Intercenter variability and time of onset: two crucial issues in the analysis of risk factors for nosocomial sepsis

Background. Nosocomial sepsis is one of the most important causes of morbidity and mortality in neonatal intensive care units (NICUs). Objective. To assess the impact of clinical conditions, exposure to invasive procedures and NICU characteristics on late (3 to 10 days) nosocomial sepsis (LNS) and very late (>10 days) nosocomial sepsis (VLNS) and to describe the variability among NICUs. Methods. Multicenter prospective study in 21 NICUs including all newborns admitted in a 18-month period, weighing less than or equal to1750 g at birth or suffering major illness.

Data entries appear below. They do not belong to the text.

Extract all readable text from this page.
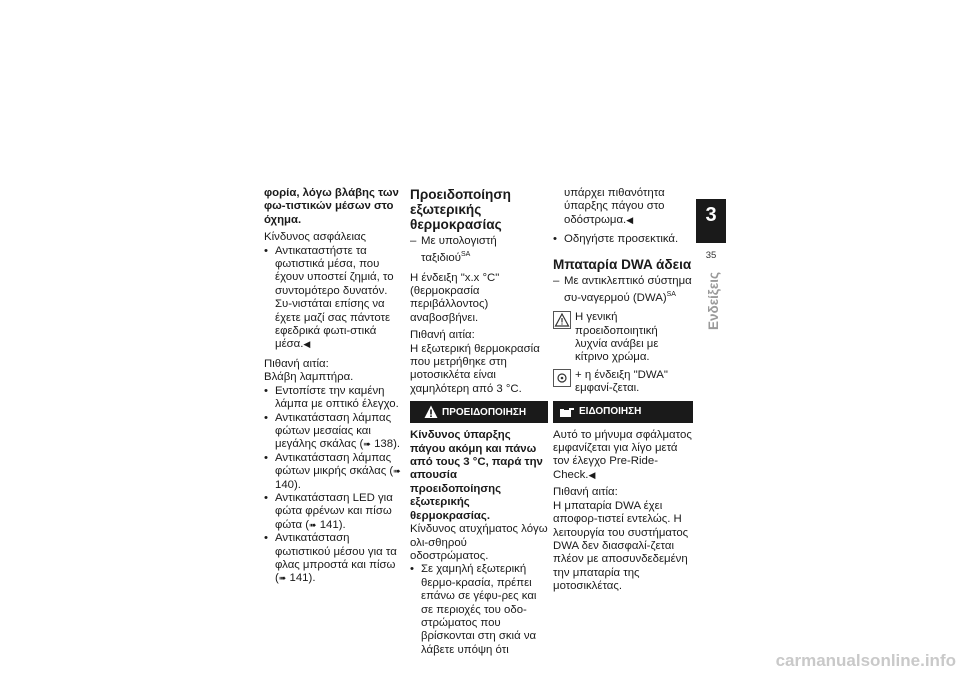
φορία, λόγω βλάβης των φω-τιστικών μέσων στο όχημα.

Κίνδυνος ασφάλειας

• Αντικαταστήστε τα φωτιστικά μέσα, που έχουν υποστεί ζημιά, το συντομότερο δυνατόν. Συ-νιστάται επίσης να έχετε μαζί σας πάντοτε εφεδρικά φωτι-στικά μέσα.◀

Πιθανή αιτία:

Βλάβη λαμπτήρα.

• Εντοπίστε την καμένη λάμπα με οπτικό έλεγχο.

• Αντικατάσταση λάμπας φώτων μεσαίας και μεγάλης σκάλας (➠ 138).

• Αντικατάσταση λάμπας φώτων μικρής σκάλας (➠ 140).

• Αντικατάσταση LED για φώτα φρένων και πίσω φώτα (➠ 141).

• Αντικατάσταση φωτιστικού μέσου για τα φλας μπροστά και πίσω (➠ 141).

Προειδοποίηση εξωτερικής θερμοκρασίας

– Με υπολογιστή ταξιδιού$^{SA}$

Η ένδειξη "x.x °C" (θερμοκρασία περιβάλλοντος) αναβοσβήνει.

Πιθανή αιτία:

Η εξωτερική θερμοκρασία που μετρήθηκε στη μοτοσικλέτα είναι χαμηλότερη από 3 °C.

ΠΡΟΕΙΔΟΠΟΙΗΣΗ

Κίνδυνος ύπαρξης πάγου ακόμη και πάνω από τους 3 °C, παρά την απουσία προειδοποίησης εξωτερικής θερμοκρασίας.

Κίνδυνος ατυχήματος λόγω ολι-σθηρού οδοστρώματος.

• Σε χαμηλή εξωτερική θερμο-κρασία, πρέπει επάνω σε γέφυ-ρες και σε περιοχές του οδο-στρώματος που βρίσκονται στη σκιά να λάβετε υπόψη ότι

υπάρχει πιθανότητα ύπαρξης πάγου στο οδόστρωμα.◀

• Οδηγήστε προσεκτικά.

Μπαταρία DWA άδεια

– Με αντικλεπτικό σύστημα συ-ναγερμού (DWA)$^{SA}$

Η γενική προειδοποιητική λυχνία ανάβει με κίτρινο χρώμα.
+ η ένδειξη "DWA" εμφανί-ζεται.
ΕΙΔΟΠΟΙΗΣΗ

Αυτό το μήνυμα σφάλματος εμφανίζεται για λίγο μετά τον έλεγχο Pre-Ride-Check.◀

Πιθανή αιτία:

Η μπαταρία DWA έχει αποφορ-τιστεί εντελώς. Η λειτουργία του συστήματος DWA δεν διασφαλί-ζεται πλέον με αποσυνδεδεμένη την μπαταρία της μοτοσικλέτας.

3
35
Ενδείξεις
carmanualsonline.info
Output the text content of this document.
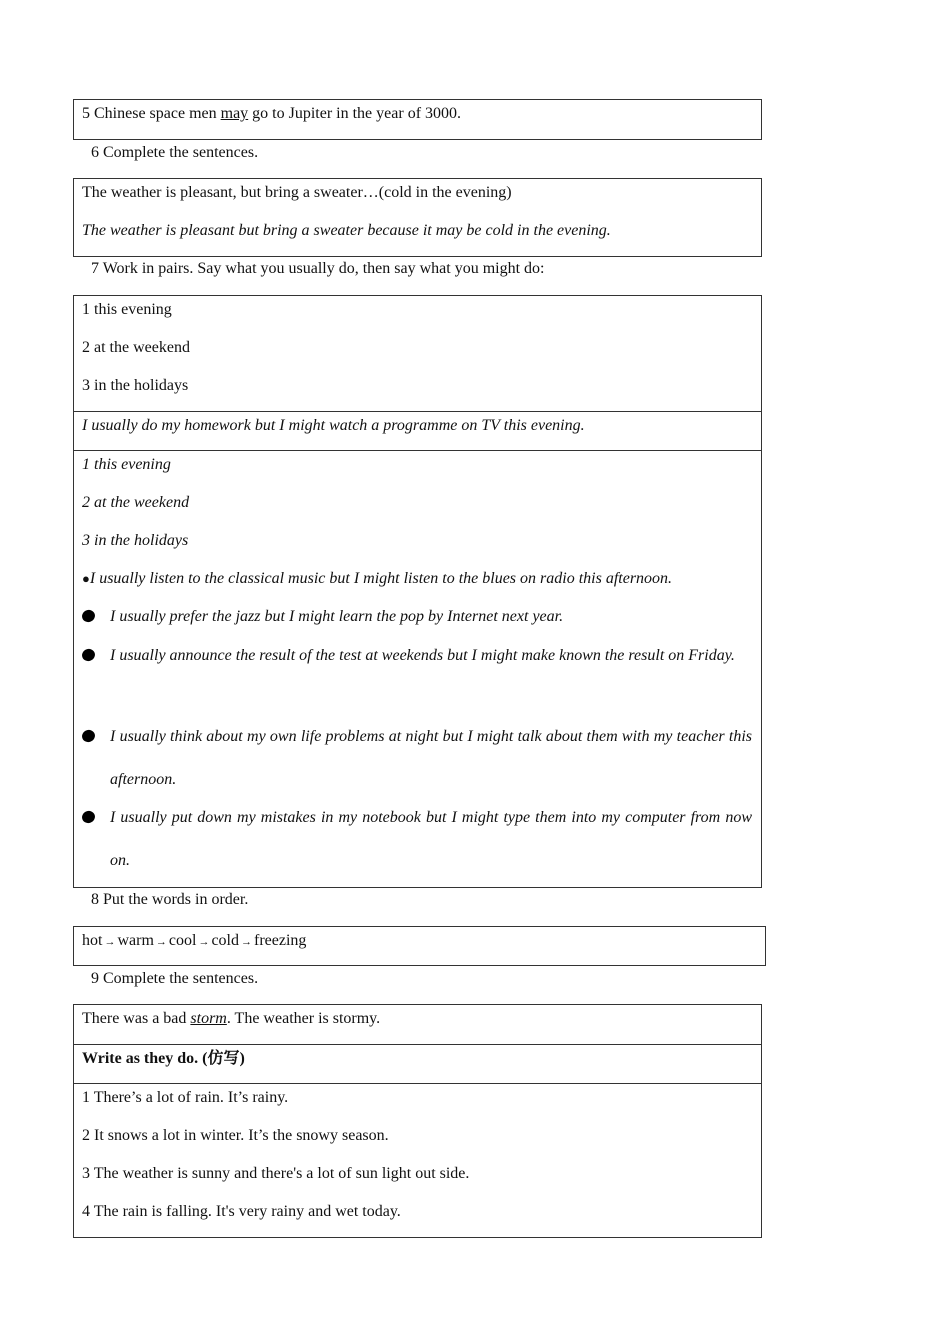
5 Chinese space men may go to Jupiter in the year of 3000.

6 Complete the sentences.

The weather is pleasant, but bring a sweater…(cold in the evening)

The weather is pleasant but bring a sweater because it may be cold in the evening.

7 Work in pairs. Say what you usually do, then say what you might do:

1 this evening

2 at the weekend

3 in the holidays

I usually do my homework but I might watch a programme on TV this evening.

1 this evening

2 at the weekend

3 in the holidays

●I usually listen to the classical music but I might listen to the blues on radio this afternoon.

I usually prefer the jazz but I might learn the pop by Internet next year.

I usually announce the result of the test at weekends but I might make known the result on Friday.

I usually think about my own life problems at night but I might talk about them with my teacher this afternoon.

I usually put down my mistakes in my notebook but I might type them into my computer from now on.

8 Put the words in order.

hot → warm → cool → cold → freezing

9 Complete the sentences.

There was a bad storm. The weather is stormy.

Write as they do. (仿写)

1 There’s a lot of rain. It’s rainy.

2 It snows a lot in winter. It’s the snowy season.

3 The weather is sunny and there's a lot of sun light out side.

4 The rain is falling. It's very rainy and wet today.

Infections were diagnosed according to Centers for Disease Control and Prevention clinical criteria. Kaplan-Meyer curves and Cox models were used to identify major determinants of LNS and VLNS and its intercenter variability. Results. Of the 2160 neonates admitted to the 21 NICUs, 196 neonates developed a LNS, and 137 developed a VLNS. Some selected neonatal characteristics were independently associated with LNS, but not with VLNS (i.e. respiratory distress syndrome or patent ductus arteriosus), and the opposite was true for other conditions (i.e., necrotizing enterocolitis or high maximum base excess at admission). Exposure to mechanical ventilation and central venous catheter increased the risk of LNS and VLNS. Being admitted to specific NICUs independently increased the risk of both LNS and VLNS. Conclusions. To analyze risk factors correctly for hospital-acquired infections in multicenter studies in NICUs, Cox modeling and stratification by time of infection onset should be used, and the existing intercenter variability should be taken into account.